We all hear the headlines every time Ben Bernanke speaks, the man lauded as having the sole power to affect our economic future by raising or lowering “interest rates.” Yet as he wages his slashing campaign against the evils of higher interest rates, many Americans are getting notices in their mailbox – adjustable rate mortgages are resetting at rates up to 3% higher, pulling hundreds of dollars each month out of wallets at a time when gasoline is rocketing to four bucks, taking loaves of bread and gallons of milk with it.
Still, we see the stock market lurch forward as the government announces their latest move to ensure economic growth, and the headlines talk about how things will get better. Better for whom? How, then, do the Fed’s moves on interest rates affect things like credit card and mortgage rates?
First of all, the rate that the Fed moves is known as the overnight lending rate, or the “Fed funds” rate – the interest rate that banks pay on very short-term loans that allow them to secure enough capital to keep operating. Yes, banks do occasionally “run out” of money temporarily, just by the nature of the business. A lower overnight lending rate allows banks to borrow more short-term capital, and inject it into more loans – which causes more people to borrow, spend money, create jobs, and thus stimulate economic growth. The “prime rate” mirrors the overnight lending rate, only a little higher. You will notice that one-year yields on bank CDs are almost identical to the overnight lending rate, although in recent months, banks have lowered them a little faster to squeeze out some extra profits with a higher margin for themselves.

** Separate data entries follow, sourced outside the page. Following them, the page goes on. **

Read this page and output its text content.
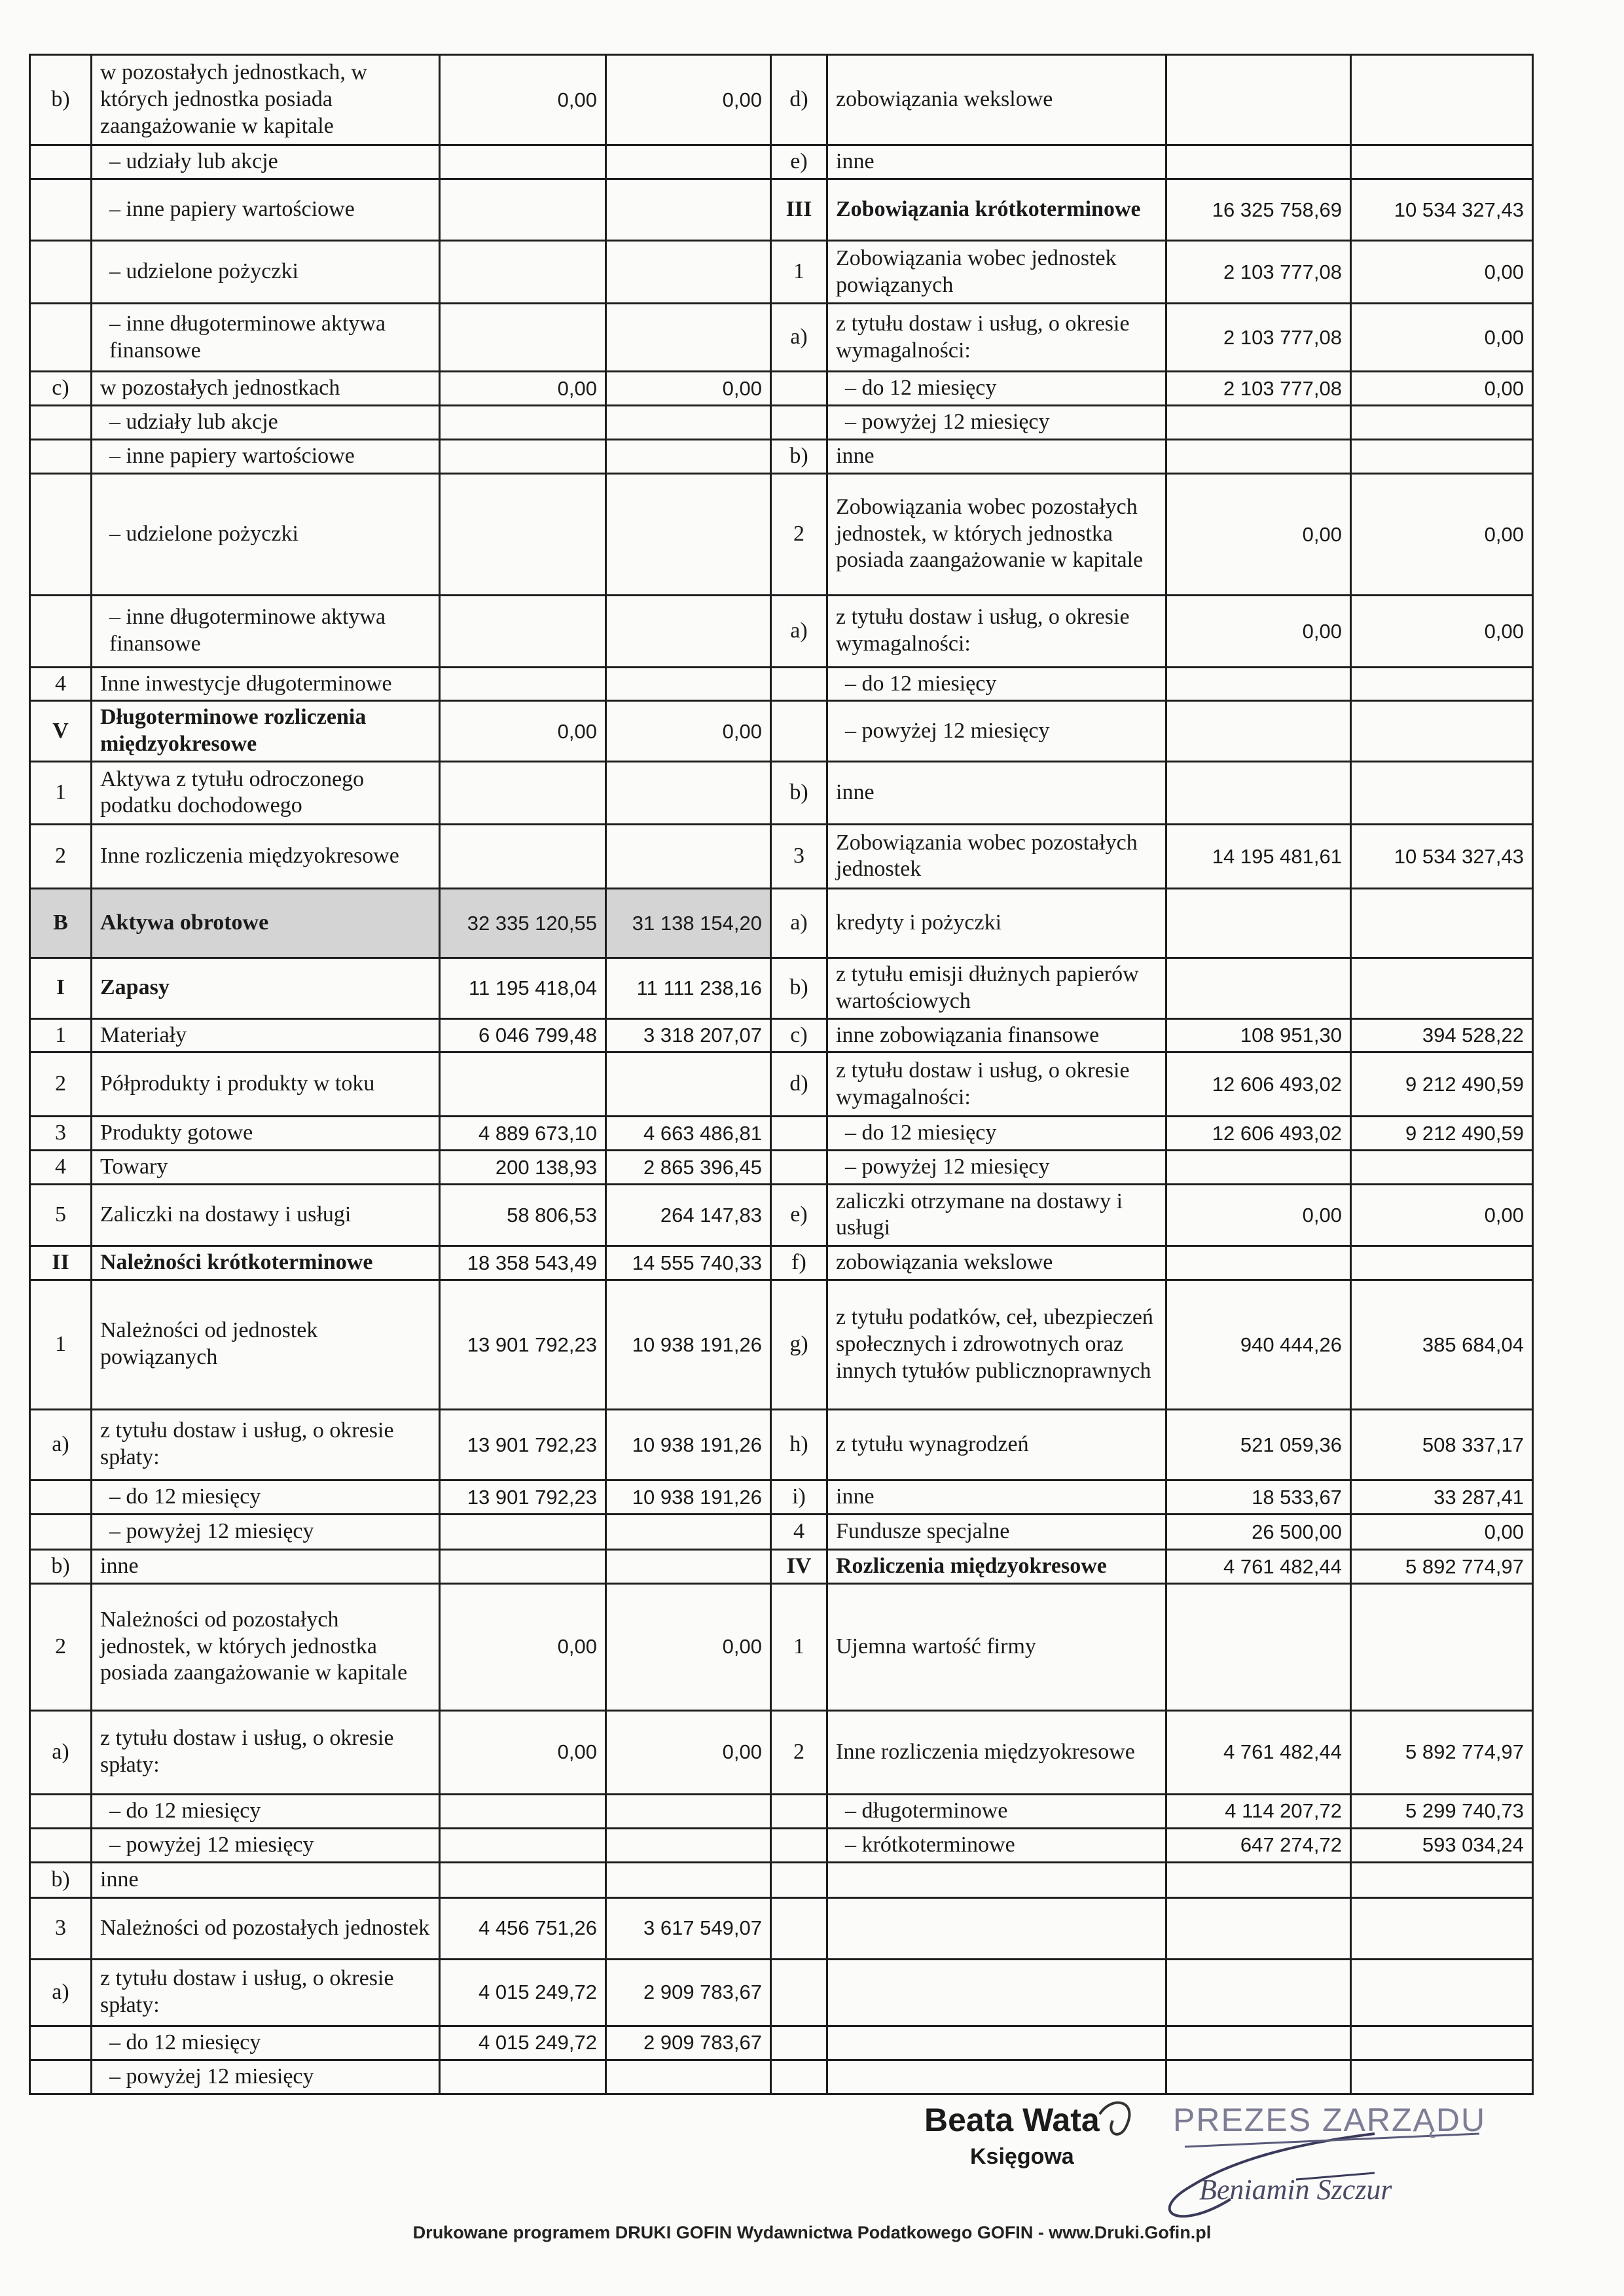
b)	w pozostałych jednostkach, w których jednostka posiada zaangażowanie w kapitale	0,00	0,00	d)	zobowiązania wekslowe		
	– udziały lub akcje			e)	inne		
	– inne papiery wartościowe			III	Zobowiązania krótkoterminowe	16 325 758,69	10 534 327,43
	– udzielone pożyczki			1	Zobowiązania wobec jednostek powiązanych	2 103 777,08	0,00
	– inne długoterminowe aktywa finansowe			a)	z tytułu dostaw i usług, o okresie wymagalności:	2 103 777,08	0,00
c)	w pozostałych jednostkach	0,00	0,00		– do 12 miesięcy	2 103 777,08	0,00
	– udziały lub akcje				– powyżej 12 miesięcy		
	– inne papiery wartościowe			b)	inne		
	– udzielone pożyczki			2	Zobowiązania wobec pozostałych jednostek, w których jednostka posiada zaangażowanie w kapitale	0,00	0,00
	– inne długoterminowe aktywa finansowe			a)	z tytułu dostaw i usług, o okresie wymagalności:	0,00	0,00
4	Inne inwestycje długoterminowe				– do 12 miesięcy		
V	Długoterminowe rozliczenia międzyokresowe	0,00	0,00		– powyżej 12 miesięcy		
1	Aktywa z tytułu odroczonego podatku dochodowego			b)	inne		
2	Inne rozliczenia międzyokresowe			3	Zobowiązania wobec pozostałych jednostek	14 195 481,61	10 534 327,43
B	Aktywa obrotowe	32 335 120,55	31 138 154,20	a)	kredyty i pożyczki		
I	Zapasy	11 195 418,04	11 111 238,16	b)	z tytułu emisji dłużnych papierów wartościowych		
1	Materiały	6 046 799,48	3 318 207,07	c)	inne zobowiązania finansowe	108 951,30	394 528,22
2	Półprodukty i produkty w toku			d)	z tytułu dostaw i usług, o okresie wymagalności:	12 606 493,02	9 212 490,59
3	Produkty gotowe	4 889 673,10	4 663 486,81		– do 12 miesięcy	12 606 493,02	9 212 490,59
4	Towary	200 138,93	2 865 396,45		– powyżej 12 miesięcy		
5	Zaliczki na dostawy i usługi	58 806,53	264 147,83	e)	zaliczki otrzymane na dostawy i usługi	0,00	0,00
II	Należności krótkoterminowe	18 358 543,49	14 555 740,33	f)	zobowiązania wekslowe		
1	Należności od jednostek powiązanych	13 901 792,23	10 938 191,26	g)	z tytułu podatków, ceł, ubezpieczeń społecznych i zdrowotnych oraz innych tytułów publicznoprawnych	940 444,26	385 684,04
a)	z tytułu dostaw i usług, o okresie spłaty:	13 901 792,23	10 938 191,26	h)	z tytułu wynagrodzeń	521 059,36	508 337,17
	– do 12 miesięcy	13 901 792,23	10 938 191,26	i)	inne	18 533,67	33 287,41
	– powyżej 12 miesięcy			4	Fundusze specjalne	26 500,00	0,00
b)	inne			IV	Rozliczenia międzyokresowe	4 761 482,44	5 892 774,97
2	Należności od pozostałych jednostek, w których jednostka posiada zaangażowanie w kapitale	0,00	0,00	1	Ujemna wartość firmy		
a)	z tytułu dostaw i usług, o okresie spłaty:	0,00	0,00	2	Inne rozliczenia międzyokresowe	4 761 482,44	5 892 774,97
	– do 12 miesięcy				– długoterminowe	4 114 207,72	5 299 740,73
	– powyżej 12 miesięcy				– krótkoterminowe	647 274,72	593 034,24
b)	inne						
3	Należności od pozostałych jednostek	4 456 751,26	3 617 549,07				
a)	z tytułu dostaw i usług, o okresie spłaty:	4 015 249,72	2 909 783,67				
	– do 12 miesięcy	4 015 249,72	2 909 783,67				
	– powyżej 12 miesięcy						
Beata Wata
Księgowa
PREZES ZARZĄDU
Beniamin Szczur
Drukowane programem DRUKI GOFIN Wydawnictwa Podatkowego GOFIN - www.Druki.Gofin.pl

Your personal credit card interest rates, mortgage rates, and car loans are tied to that rate…somewhat. Mortgage rates are linked to yields of the bond market, and as the stock market goes up, bonds generally go down (raising the yield), thus mortgage rates go up. Since the Fed likes to stimulate the market, they may actually raise your mortgage rate as a result of their movements. Credit card rates are based on risk factors as well as economic factors, but face it, the card companies aren’t going to give you a break, even if they are getting the money for free – it would just cut into their profits. The harder economic times for banks, as they take huge losses over the subprime lending mess, will lead them to press the consumer even further, ensuring that they milk the viable sources of income for everything they can.